People pick up catfish which have fallen from a truck on a street in Kaili, Guizhou province March 18, 2015. Reuters/China Stringer Network

Eyeless catfish have been discovered in a Texas cave and experts believe that they may have come from Mexico. Blind fish, though documented in 1954 in Mexico, have never been seen this far north. This in turn has led the experts to believe that there must be underground caverns that link Mexico to US. The Texas cave where the blind catfish have been found is an entirely new area for such species.

University of Texas, Austin, reported the discovery of albescent pink fish swimming in a limestone cave at the Amistad National Recreation Area, near Del Rio in southern Texas. The fish are about three inches long and are known by the name Mexican blindcat. They were collected by a team of researchers in May.

“Cave-dwelling animals are fascinating in that they have lost many of the characteristics we are familiar with in surface animals, such as eyes, pigmentation for camouflage, and speed. They have found an ecological niche where none of those things are needed, and in there they have evolved extra-sensory abilities to succeed in total darkness,” said biologist Peter Sprouse of Zara Environmental LLC.
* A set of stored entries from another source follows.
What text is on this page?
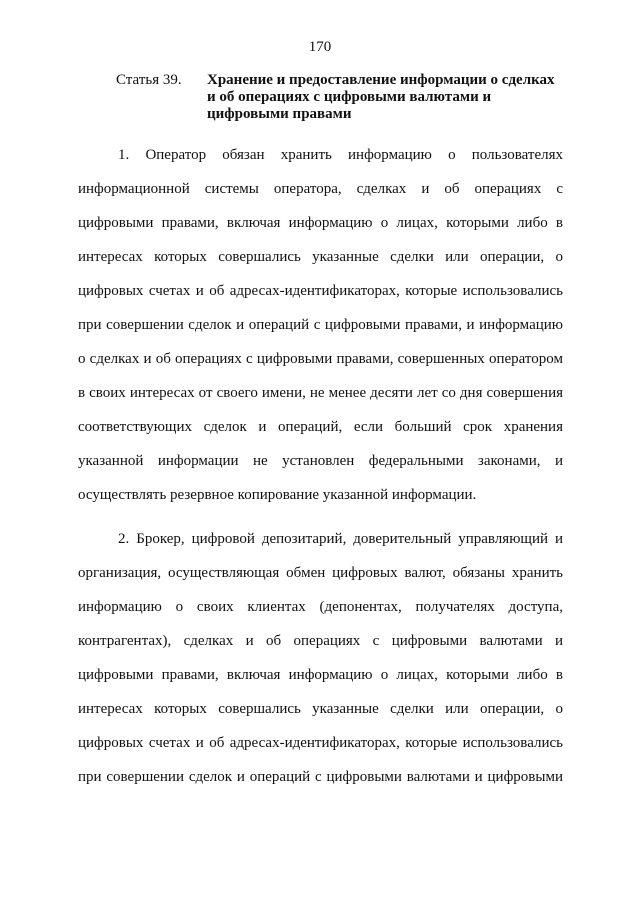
170
Статья 39. Хранение и предоставление информации о сделках
и об операциях с цифровыми валютами и
цифровыми правами
1. Оператор обязан хранить информацию о пользователях
информационной системы оператора, сделках и об операциях с
цифровыми правами, включая информацию о лицах, которыми либо в
интересах которых совершались указанные сделки или операции, о
цифровых счетах и об адресах-идентификаторах, которые использовались
при совершении сделок и операций с цифровыми правами, и информацию
о сделках и об операциях с цифровыми правами, совершенных оператором
в своих интересах от своего имени, не менее десяти лет со дня совершения
соответствующих сделок и операций, если больший срок хранения
указанной информации не установлен федеральными законами, и
осуществлять резервное копирование указанной информации.
2. Брокер, цифровой депозитарий, доверительный управляющий и
организация, осуществляющая обмен цифровых валют, обязаны хранить
информацию о своих клиентах (депонентах, получателях доступа,
контрагентах), сделках и об операциях с цифровыми валютами и
цифровыми правами, включая информацию о лицах, которыми либо в
интересах которых совершались указанные сделки или операции, о
цифровых счетах и об адресах-идентификаторах, которые использовались
при совершении сделок и операций с цифровыми валютами и цифровыми
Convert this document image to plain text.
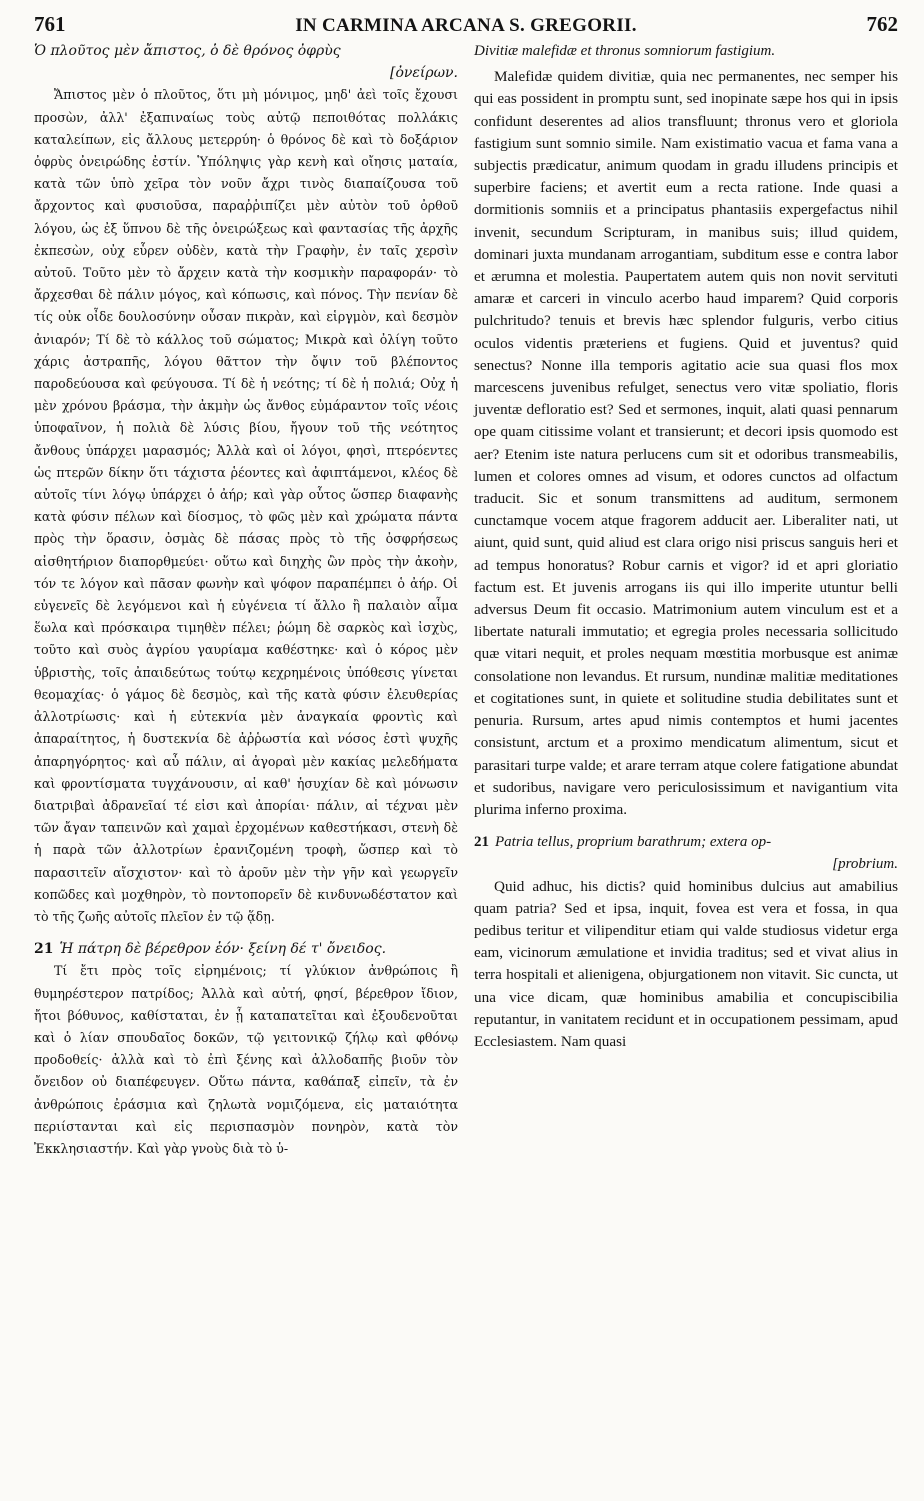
761	IN CARMINA ARCANA S. GREGORII.	762

Ὁ πλοῦτος μὲν ἄπιστος, ὁ δὲ θρόνος ὀφρὺς
[ὀνείρων.

Ἄπιστος μὲν ὁ πλοῦτος, ὅτι μὴ μόνιμος, μηδ' ἀεὶ τοῖς ἔχουσι προσὼν, ἀλλ' ἐξαπιναίως τοὺς αὐτῷ πεποιθότας πολλάκις καταλείπων, εἰς ἄλλους μετερρύη· ὁ θρόνος δὲ καὶ τὸ δοξάριον ὀφρὺς ὀνειρώδης ἐστίν. Ὑπόληψις γὰρ κενὴ καὶ οἴησις ματαία, κατὰ τῶν ὑπὸ χεῖρα τὸν νοῦν ἄχρι τινὸς διαπαίζουσα τοῦ ἄρχοντος καὶ φυσιοῦσα, παραῤῥιπίζει μὲν αὐτὸν τοῦ ὀρθοῦ λόγου, ὡς ἐξ ὕπνου δὲ τῆς ὀνειρώξεως καὶ φαντασίας τῆς ἀρχῆς ἐκπεσὼν, οὐχ εὗρεν οὐδὲν, κατὰ τὴν Γραφὴν, ἐν ταῖς χερσὶν αὐτοῦ. Τοῦτο μὲν τὸ ἄρχειν κατὰ τὴν κοσμικὴν παραφοράν· τὸ ἄρχεσθαι δὲ πάλιν μόγος, καὶ κόπωσις, καὶ πόνος. Τὴν πενίαν δὲ τίς οὐκ οἶδε δουλοσύνην οὖσαν πικρὰν, καὶ εἱργμὸν, καὶ δεσμὸν ἀνιαρόν; Τί δὲ τὸ κάλλος τοῦ σώματος; Μικρὰ καὶ ὀλίγη τοῦτο χάρις ἀστραπῆς, λόγου θᾶττον τὴν ὄψιν τοῦ βλέποντος παροδεύουσα καὶ φεύγουσα. Τί δὲ ἡ νεότης; τί δὲ ἡ πολιά; Οὐχ ἡ μὲν χρόνου βράσμα, τὴν ἀκμὴν ὡς ἄνθος εὐμάραντον τοῖς νέοις ὑποφαῖνον, ἡ πολιὰ δὲ λύσις βίου, ἤγουν τοῦ τῆς νεότητος ἄνθους ὑπάρχει μαρασμός; Ἀλλὰ καὶ οἱ λόγοι, φησὶ, πτερόεντες ὡς πτερῶν δίκην ὅτι τάχιστα ῥέοντες καὶ ἀφιπτάμενοι, κλέος δὲ αὐτοῖς τίνι λόγῳ ὑπάρχει ὁ ἀήρ; καὶ γὰρ οὗτος ὥσπερ διαφανὴς κατὰ φύσιν πέλων καὶ δίοσμος, τὸ φῶς μὲν καὶ χρώματα πάντα πρὸς τὴν ὅρασιν, ὀσμὰς δὲ πάσας πρὸς τὸ τῆς ὀσφρήσεως αἰσθητήριον διαπορθμεύει· οὕτω καὶ διηχὴς ὢν πρὸς τὴν ἀκοὴν, τόν τε λόγον καὶ πᾶσαν φωνὴν καὶ ψόφον παραπέμπει ὁ ἀήρ. Οἱ εὐγενεῖς δὲ λεγόμενοι καὶ ἡ εὐγένεια τί ἄλλο ἢ παλαιὸν αἷμα ἕωλα καὶ πρόσκαιρα τιμηθὲν πέλει; ῥώμη δὲ σαρκὸς καὶ ἰσχὺς, τοῦτο καὶ συὸς ἀγρίου γαυρίαμα καθέστηκε· καὶ ὁ κόρος μὲν ὑβριστὴς, τοῖς ἀπαιδεύτως τούτῳ κεχρημένοις ὑπόθεσις γίνεται θεομαχίας· ὁ γάμος δὲ δεσμὸς, καὶ τῆς κατὰ φύσιν ἐλευθερίας ἀλλοτρίωσις· καὶ ἡ εὐτεκνία μὲν ἀναγκαία φροντὶς καὶ ἀπαραίτητος, ἡ δυστεκνία δὲ ἀῤῥωστία καὶ νόσος ἐστὶ ψυχῆς ἀπαρηγόρητος· καὶ αὖ πάλιν, αἱ ἀγοραὶ μὲν κακίας μελεδήματα καὶ φροντίσματα τυγχάνουσιν, αἱ καθ' ἡσυχίαν δὲ καὶ μόνωσιν διατριβαὶ ἀδρανεῖαί τέ εἰσι καὶ ἀπορίαι· πάλιν, αἱ τέχναι μὲν τῶν ἄγαν ταπεινῶν καὶ χαμαὶ ἐρχομένων καθεστήκασι, στενὴ δὲ ἡ παρὰ τῶν ἀλλοτρίων ἐρανιζομένη τροφὴ, ὥσπερ καὶ τὸ παρασιτεῖν αἴσχιστον· καὶ τὸ ἀροῦν μὲν τὴν γῆν καὶ γεωργεῖν κοπῶδες καὶ μοχθηρὸν, τὸ ποντοπορεῖν δὲ κινδυνωδέστατον καὶ τὸ τῆς ζωῆς αὐτοῖς πλεῖον ἐν τῷ ᾅδῃ.

21 Ἡ πάτρη δὲ βέρεθρον ἑόν· ξείνη δέ τ' ὄνειδος.

Τί ἔτι πρὸς τοῖς εἰρημένοις; τί γλύκιον ἀνθρώποις ἢ θυμηρέστερον πατρίδος; Ἀλλὰ καὶ αὐτή, φησί, βέρεθρον ἴδιον, ἤτοι βόθυνος, καθίσταται, ἐν ᾗ καταπατεῖται καὶ ἐξουδενοῦται καὶ ὁ λίαν σπουδαῖος δοκῶν, τῷ γειτονικῷ ζήλῳ καὶ φθόνῳ προδοθείς· ἀλλὰ καὶ τὸ ἐπὶ ξένης καὶ ἀλλοδαπῆς βιοῦν τὸν ὄνειδον οὐ διαπέφευγεν. Οὕτω πάντα, καθάπαξ εἰπεῖν, τὰ ἐν ἀνθρώποις ἐράσμια καὶ ζηλωτὰ νομιζόμενα, εἰς ματαιότητα περιίστανται καὶ εἰς περισπασμὸν πονηρὸν, κατὰ τὸν Ἐκκλησιαστήν. Καὶ γὰρ γνοὺς διὰ τὸ ὑ-

Divitiæ malefidæ et thronus somniorum fastigium.

Malefidæ quidem divitiæ, quia nec permanentes, nec semper his qui eas possident in promptu sunt, sed inopinate sæpe hos qui in ipsis confidunt deserentes ad alios transfluunt; thronus vero et gloriola fastigium sunt somnio simile. Nam existimatio vacua et fama vana a subjectis prædicatur, animum quodam in gradu illudens principis et superbire faciens; et avertit eum a recta ratione. Inde quasi a dormitionis somniis et a principatus phantasiis expergefactus nihil invenit, secundum Scripturam, in manibus suis; illud quidem, dominari juxta mundanam arrogantiam, subditum esse e contra labor et ærumna et molestia. Paupertatem autem quis non novit servituti amaræ et carceri in vinculo acerbo haud imparem? Quid corporis pulchritudo? tenuis et brevis hæc splendor fulguris, verbo citius oculos videntis præteriens et fugiens. Quid et juventus? quid senectus? Nonne illa temporis agitatio acie sua quasi flos mox marcescens juvenibus refulget, senectus vero vitæ spoliatio, floris juventæ defloratio est? Sed et sermones, inquit, alati quasi pennarum ope quam citissime volant et transierunt; et decori ipsis quomodo est aer? Etenim iste natura perlucens cum sit et odoribus transmeabilis, lumen et colores omnes ad visum, et odores cunctos ad olfactum traducit. Sic et sonum transmittens ad auditum, sermonem cunctamque vocem atque fragorem adducit aer. Liberaliter nati, ut aiunt, quid sunt, quid aliud est clara origo nisi priscus sanguis heri et ad tempus honoratus? Robur carnis et vigor? id et apri gloriatio factum est. Et juvenis arrogans iis qui illo imperite utuntur belli adversus Deum fit occasio. Matrimonium autem vinculum est et a libertate naturali immutatio; et egregia proles necessaria sollicitudo quæ vitari nequit, et proles nequam mœstitia morbusque est animæ consolatione non levandus. Et rursum, nundinæ malitiæ meditationes et cogitationes sunt, in quiete et solitudine studia debilitates sunt et penuria. Rursum, artes apud nimis contemptos et humi jacentes consistunt, arctum et a proximo mendicatum alimentum, sicut et parasitari turpe valde; et arare terram atque colere fatigatione abundat et sudoribus, navigare vero periculosissimum et navigantium vita plurima inferno proxima.

21 Patria tellus, proprium barathrum; extera op-
[probrium.

Quid adhuc, his dictis? quid hominibus dulcius aut amabilius quam patria? Sed et ipsa, inquit, fovea est vera et fossa, in qua pedibus teritur et vilipenditur etiam qui valde studiosus videtur erga eam, vicinorum æmulatione et invidia traditus; sed et vivat alius in terra hospitali et alienigena, objurgationem non vitavit. Sic cuncta, ut una vice dicam, quæ hominibus amabilia et concupiscibilia reputantur, in vanitatem recidunt et in occupationem pessimam, apud Ecclesiastem. Nam quasi
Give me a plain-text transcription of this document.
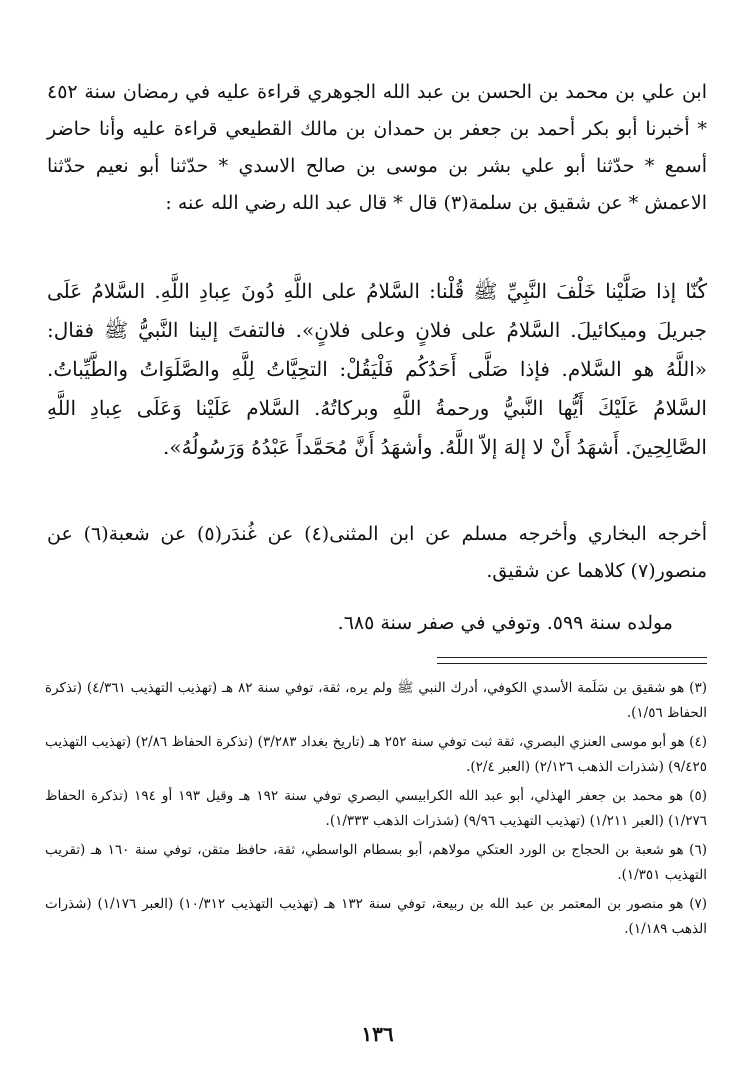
ابن علي بن محمد بن الحسن بن عبد الله الجوهري قراءة عليه في رمضان سنة ٤٥٢ * أخبرنا أبو بكر أحمد بن جعفر بن حمدان بن مالك القطيعي قراءة عليه وأنا حاضر أسمع * حدّثنا أبو علي بشر بن موسى بن صالح الاسدي * حدّثنا أبو نعيم حدّثنا الاعمش * عن شقيق بن سلمة(٣) قال * قال عبد الله رضي الله عنه :

كُنّا إذا صَلَّيْنا خَلْفَ النَّبِيِّ ﷺ قُلْنا: السَّلامُ على اللَّهِ دُونَ عِبادِ اللَّهِ. السَّلامُ عَلَى جبريلَ وميكائيلَ. السَّلامُ على فلانٍ وعلى فلانٍ». فالتفتَ إلينا النَّبيُّ ﷺ فقال: «اللَّهُ هو السَّلام. فإذا صَلَّى أَحَدُكُم فَلْيَقُلْ: التحِيَّاتُ لِلَّهِ والصَّلَوَاتُ والطَّيِّباتُ. السَّلامُ عَلَيْكَ أَيُّها النَّبيُّ ورحمةُ اللَّهِ وبركاتُهُ. السَّلام عَلَيْنا وَعَلَى عِبادِ اللَّهِ الصَّالِحِينَ. أَشهَدُ أَنْ لا إلهَ إلاّ اللَّهُ. وأشهَدُ أَنَّ مُحَمَّداً عَبْدُهُ وَرَسُولُهُ».

أخرجه البخاري وأخرجه مسلم عن ابن المثنى(٤) عن غُندَر(٥) عن شعبة(٦) عن منصور(٧) كلاهما عن شقيق.

مولده سنة ٥٩٩. وتوفي في صفر سنة ٦٨٥.

(٣) هو شقيق بن سَلَمة الأسدي الكوفي، أدرك النبي ﷺ ولم يره، ثقة، توفي سنة ٨٢ هـ (تهذيب التهذيب ٤/٣٦١) (تذكرة الحفاظ ١/٥٦).

(٤) هو أبو موسى العنزي البصري، ثقة ثبت توفي سنة ٢٥٢ هـ (تاريخ بغداد ٣/٢٨٣) (تذكرة الحفاظ ٢/٨٦) (تهذيب التهذيب ٩/٤٢٥) (شذرات الذهب ٢/١٢٦) (العبر ٢/٤).

(٥) هو محمد بن جعفر الهذلي، أبو عبد الله الكرابيسي البصري توفي سنة ١٩٢ هـ وقيل ١٩٣ أو ١٩٤ (تذكرة الحفاظ ١/٢٧٦) (العبر ١/٢١١) (تهذيب التهذيب ٩/٩٦) (شذرات الذهب ١/٣٣٣).

(٦) هو شعبة بن الحجاج بن الورد العتكي مولاهم، أبو بسطام الواسطي، ثقة، حافظ متقن، توفي سنة ١٦٠ هـ (تقريب التهذيب ١/٣٥١).

(٧) هو منصور بن المعتمر بن عبد الله بن ربيعة، توفي سنة ١٣٢ هـ (تهذيب التهذيب ١٠/٣١٢) (العبر ١/١٧٦) (شذرات الذهب ١/١٨٩).

١٣٦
Ichthyologist Dean Hendrickson pointed out that this discovery is the first confirmation of rumours that there have been blind, white catfish sightings in the area. He confirmed that the catfish discovered look just like the ones in Mexico. In April 2015, caver and National Park Service employee Jack Johnson saw many weird and indolent fish whose blood was visible through their translucent skin in the waters of an Amistad cave. Finally, Sprouse and Johnson found these amazing fish in the cave.

Before the discovery, blind fish were rumoured to be found only in north of the Rio Grande. Texas has two other species of blind catfish: the widemouth blindcat and the toothless blindcat. They live deep in the aquifer below San Antonio. The blindcats rely completely on sensitive hearing, taste and touch to feed on small brine shrimp and insects.

The newly-discovered fish have been taken to the San Antonio Zoo that has special labs designed specifically for hosting cave life.